When Gus Malzahn was hired at Auburn in 2013, his motto was “It’s a New Day.” That phrase was marketed and marketed and marketed, and then lived out on the field as Auburn went from 3-9 in 2012 to 12-2 with a loss to Florida State in the National Championship Game the very next season. It truly was a new day.
Fast forward two years and Auburn was ready to right a few of the wrongs of 2014 and enter the Jeremy Johnson era. Three games into 2015 and that hasn’t really worked out. Auburn is 2-1, but those two are against an 0-3 team and a FCS team, and that one was a road beatdown by LSU.

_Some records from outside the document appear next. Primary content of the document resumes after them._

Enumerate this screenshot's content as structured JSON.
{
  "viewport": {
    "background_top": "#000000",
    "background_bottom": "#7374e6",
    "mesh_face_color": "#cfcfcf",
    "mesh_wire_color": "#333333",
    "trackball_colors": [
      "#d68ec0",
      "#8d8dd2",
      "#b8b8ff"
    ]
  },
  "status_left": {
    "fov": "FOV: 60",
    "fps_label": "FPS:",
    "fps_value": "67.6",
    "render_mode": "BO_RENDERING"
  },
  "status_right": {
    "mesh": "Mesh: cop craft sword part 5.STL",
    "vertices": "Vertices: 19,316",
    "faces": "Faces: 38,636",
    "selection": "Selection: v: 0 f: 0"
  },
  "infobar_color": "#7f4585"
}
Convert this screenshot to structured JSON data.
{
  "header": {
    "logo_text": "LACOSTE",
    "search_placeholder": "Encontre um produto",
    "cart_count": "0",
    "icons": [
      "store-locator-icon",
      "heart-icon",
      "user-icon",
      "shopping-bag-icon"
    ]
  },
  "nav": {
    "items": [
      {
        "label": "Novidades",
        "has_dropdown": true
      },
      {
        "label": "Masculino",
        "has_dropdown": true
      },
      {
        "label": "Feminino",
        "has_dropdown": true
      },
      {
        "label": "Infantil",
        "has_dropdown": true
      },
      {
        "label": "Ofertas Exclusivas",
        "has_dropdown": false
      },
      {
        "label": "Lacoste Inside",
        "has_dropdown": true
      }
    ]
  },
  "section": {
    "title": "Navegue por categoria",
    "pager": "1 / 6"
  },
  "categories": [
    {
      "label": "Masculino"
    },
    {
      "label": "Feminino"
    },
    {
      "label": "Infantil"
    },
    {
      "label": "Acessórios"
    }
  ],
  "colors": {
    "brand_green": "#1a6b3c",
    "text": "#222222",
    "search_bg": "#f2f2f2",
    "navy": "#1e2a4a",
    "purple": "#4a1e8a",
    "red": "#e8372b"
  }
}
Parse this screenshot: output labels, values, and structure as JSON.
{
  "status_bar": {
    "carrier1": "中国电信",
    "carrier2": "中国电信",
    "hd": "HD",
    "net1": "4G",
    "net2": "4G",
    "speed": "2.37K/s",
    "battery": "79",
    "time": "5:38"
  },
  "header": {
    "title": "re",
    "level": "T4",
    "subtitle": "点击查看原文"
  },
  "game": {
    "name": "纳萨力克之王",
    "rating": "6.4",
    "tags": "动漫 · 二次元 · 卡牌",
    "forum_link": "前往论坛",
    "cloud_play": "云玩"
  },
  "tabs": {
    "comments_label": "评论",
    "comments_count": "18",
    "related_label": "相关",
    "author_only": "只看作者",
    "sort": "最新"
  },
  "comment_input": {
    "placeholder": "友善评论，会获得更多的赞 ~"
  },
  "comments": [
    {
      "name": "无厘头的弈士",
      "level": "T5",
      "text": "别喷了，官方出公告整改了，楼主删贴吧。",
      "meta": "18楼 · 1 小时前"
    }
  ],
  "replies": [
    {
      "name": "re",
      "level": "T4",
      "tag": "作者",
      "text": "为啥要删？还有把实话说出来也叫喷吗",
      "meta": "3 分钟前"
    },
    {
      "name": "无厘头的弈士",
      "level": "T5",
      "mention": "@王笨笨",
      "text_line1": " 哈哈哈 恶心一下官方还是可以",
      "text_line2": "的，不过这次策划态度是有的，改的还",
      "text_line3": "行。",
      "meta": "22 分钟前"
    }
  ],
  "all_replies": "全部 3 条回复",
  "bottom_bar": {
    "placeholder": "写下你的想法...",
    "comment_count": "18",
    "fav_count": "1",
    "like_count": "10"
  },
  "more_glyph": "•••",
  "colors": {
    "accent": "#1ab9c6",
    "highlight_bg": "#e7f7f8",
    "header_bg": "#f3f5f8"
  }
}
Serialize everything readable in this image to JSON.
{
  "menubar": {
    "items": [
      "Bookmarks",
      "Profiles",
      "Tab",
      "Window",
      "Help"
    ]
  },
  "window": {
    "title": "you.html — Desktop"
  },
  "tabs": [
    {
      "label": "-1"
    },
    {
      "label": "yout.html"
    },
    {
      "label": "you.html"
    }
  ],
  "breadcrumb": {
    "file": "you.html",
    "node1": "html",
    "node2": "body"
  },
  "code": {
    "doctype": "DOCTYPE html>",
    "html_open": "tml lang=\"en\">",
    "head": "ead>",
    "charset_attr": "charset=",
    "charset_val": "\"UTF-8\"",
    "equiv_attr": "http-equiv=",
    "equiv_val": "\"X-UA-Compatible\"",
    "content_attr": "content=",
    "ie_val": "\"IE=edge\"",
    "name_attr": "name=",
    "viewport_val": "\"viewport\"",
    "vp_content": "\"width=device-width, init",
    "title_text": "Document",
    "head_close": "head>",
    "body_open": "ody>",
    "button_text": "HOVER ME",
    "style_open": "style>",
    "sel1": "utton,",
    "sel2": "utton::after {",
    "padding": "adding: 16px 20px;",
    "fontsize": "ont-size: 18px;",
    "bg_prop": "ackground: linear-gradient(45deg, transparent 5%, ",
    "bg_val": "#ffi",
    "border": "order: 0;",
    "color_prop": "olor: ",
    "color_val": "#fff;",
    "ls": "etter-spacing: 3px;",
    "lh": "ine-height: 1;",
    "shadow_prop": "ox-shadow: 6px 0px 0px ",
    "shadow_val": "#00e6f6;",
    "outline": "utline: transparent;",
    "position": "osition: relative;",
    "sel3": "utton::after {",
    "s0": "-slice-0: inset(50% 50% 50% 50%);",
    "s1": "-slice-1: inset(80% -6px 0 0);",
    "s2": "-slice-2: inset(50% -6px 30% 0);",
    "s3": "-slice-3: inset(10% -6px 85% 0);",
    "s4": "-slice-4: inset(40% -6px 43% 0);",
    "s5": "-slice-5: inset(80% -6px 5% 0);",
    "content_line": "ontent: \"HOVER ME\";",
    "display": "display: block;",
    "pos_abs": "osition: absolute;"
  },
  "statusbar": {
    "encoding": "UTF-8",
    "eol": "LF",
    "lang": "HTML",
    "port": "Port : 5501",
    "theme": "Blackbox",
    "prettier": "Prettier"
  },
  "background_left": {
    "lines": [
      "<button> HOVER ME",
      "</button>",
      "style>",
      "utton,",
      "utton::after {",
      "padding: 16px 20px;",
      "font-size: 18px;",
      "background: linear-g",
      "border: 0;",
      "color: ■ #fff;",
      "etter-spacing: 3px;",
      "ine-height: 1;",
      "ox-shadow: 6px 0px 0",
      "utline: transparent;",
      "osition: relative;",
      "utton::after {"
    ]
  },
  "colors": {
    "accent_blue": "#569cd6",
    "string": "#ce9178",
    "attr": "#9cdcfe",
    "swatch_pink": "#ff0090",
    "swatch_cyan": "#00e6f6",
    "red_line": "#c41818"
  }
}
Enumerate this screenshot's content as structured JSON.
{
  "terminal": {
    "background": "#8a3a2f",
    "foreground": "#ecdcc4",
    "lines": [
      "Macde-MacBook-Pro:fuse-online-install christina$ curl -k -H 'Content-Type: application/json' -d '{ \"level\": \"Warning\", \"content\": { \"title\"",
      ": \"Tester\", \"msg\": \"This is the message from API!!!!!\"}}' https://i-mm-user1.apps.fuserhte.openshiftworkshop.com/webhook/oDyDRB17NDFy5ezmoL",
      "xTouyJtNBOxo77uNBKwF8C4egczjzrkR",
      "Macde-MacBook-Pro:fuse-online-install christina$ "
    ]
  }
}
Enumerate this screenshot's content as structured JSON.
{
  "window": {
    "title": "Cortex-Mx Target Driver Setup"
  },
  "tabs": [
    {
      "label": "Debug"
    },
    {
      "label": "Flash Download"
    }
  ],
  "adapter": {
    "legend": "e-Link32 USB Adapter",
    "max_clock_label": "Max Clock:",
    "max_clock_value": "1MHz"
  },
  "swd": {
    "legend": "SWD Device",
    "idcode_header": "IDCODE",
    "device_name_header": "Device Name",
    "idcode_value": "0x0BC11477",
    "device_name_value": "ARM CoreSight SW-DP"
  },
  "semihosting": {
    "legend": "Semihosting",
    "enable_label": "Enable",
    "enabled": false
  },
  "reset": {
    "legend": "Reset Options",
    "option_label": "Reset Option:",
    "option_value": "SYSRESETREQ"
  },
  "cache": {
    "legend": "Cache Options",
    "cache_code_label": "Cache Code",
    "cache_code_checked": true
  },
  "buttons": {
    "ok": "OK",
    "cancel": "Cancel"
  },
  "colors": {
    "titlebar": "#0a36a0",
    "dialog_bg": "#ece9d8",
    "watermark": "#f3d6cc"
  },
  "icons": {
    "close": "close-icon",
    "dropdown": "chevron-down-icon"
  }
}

Jeremy Johnson has the talent and the skillset, but something has been off since Game 1. Therefore, Gus has taken a leap of faith and decided to replace him with red-shirt freshman Sean White. Johnson had only played three games, but it was obvious that a change needed to be made for Johnson’s sake, for the fans’ sake, and for Auburn’s sake. It’s early in the season, but given last year’s late struggles as well, it was time for a new new day.
The main problem with Auburn’s offense so far is the lack of the passing game to complement a running game that has only shown up in spurts. That’s where White can get this thing rolling back to what Gus needs for his offense to be successful. He has the arm strength, but more importantly the accuracy.
White was the MVP of the Under Armour All-American Game his senior year of high school. He was also the MVP of the Elite 11, which is a quarterback camp consisting of the top 11 high school quarterbacks in the nation. Former NFL quarterback and ESPN analyst Trent Dilfer, who also runs the Elite 11 camp, says that Sean White is a “program changer.”
Jeremy Johnson looks the part and was supposed to be amazing. Sean White doesn’t look the part of Jeremy Johnson, but he’s supposed to be pretty amazing himself. Maybe that’s the difference?
Sean will be coming in the same way Jeremy did last year: ready for his shot, probably a little surprised that he’s getting a shot, and with a little bit of loose swagger. He knows that if things aren’t great then it’s not worse than it has been. But he knows if he plays well, then he may be set for the rest of his Auburn career.
I have confidence in Sean because I have confidence in Gus.
Now all of that is well and good, but Auburn’s defense needs work as well. Carl Lawson’s injury has seemingly taken away all pass rush and all ability to stop the run game. The defensive line is getting no push and the linebackers are missing.
Will Muschamp has seemed to notice because earlier this week he announced he’d be shaking things up as well. We don’t know what those changes are, but we’ll find out on Saturday.
Auburn’s problem has been Auburn. They are one of the most talented teams in the nation, but the offense has been sputtering and the defense has been struggling to stay off the field because the offense can’t stay on the field.
Mississippi State will pose a challenge, but this is not a road game in Baton Rouge. This is the first night game of the season. It’s at home. And changes to the roster have fans more hopeful than they would’ve been to see the same guys in there that just got blown out at LSU.
Sean White will be eased into the passing game as Kerryon Johnson stakes his claim as one of Auburn’s top two running threats. The Auburn defense will slow Dak Prescott just enough to let the offense outscore Mississippi State in a big win to get things back on track.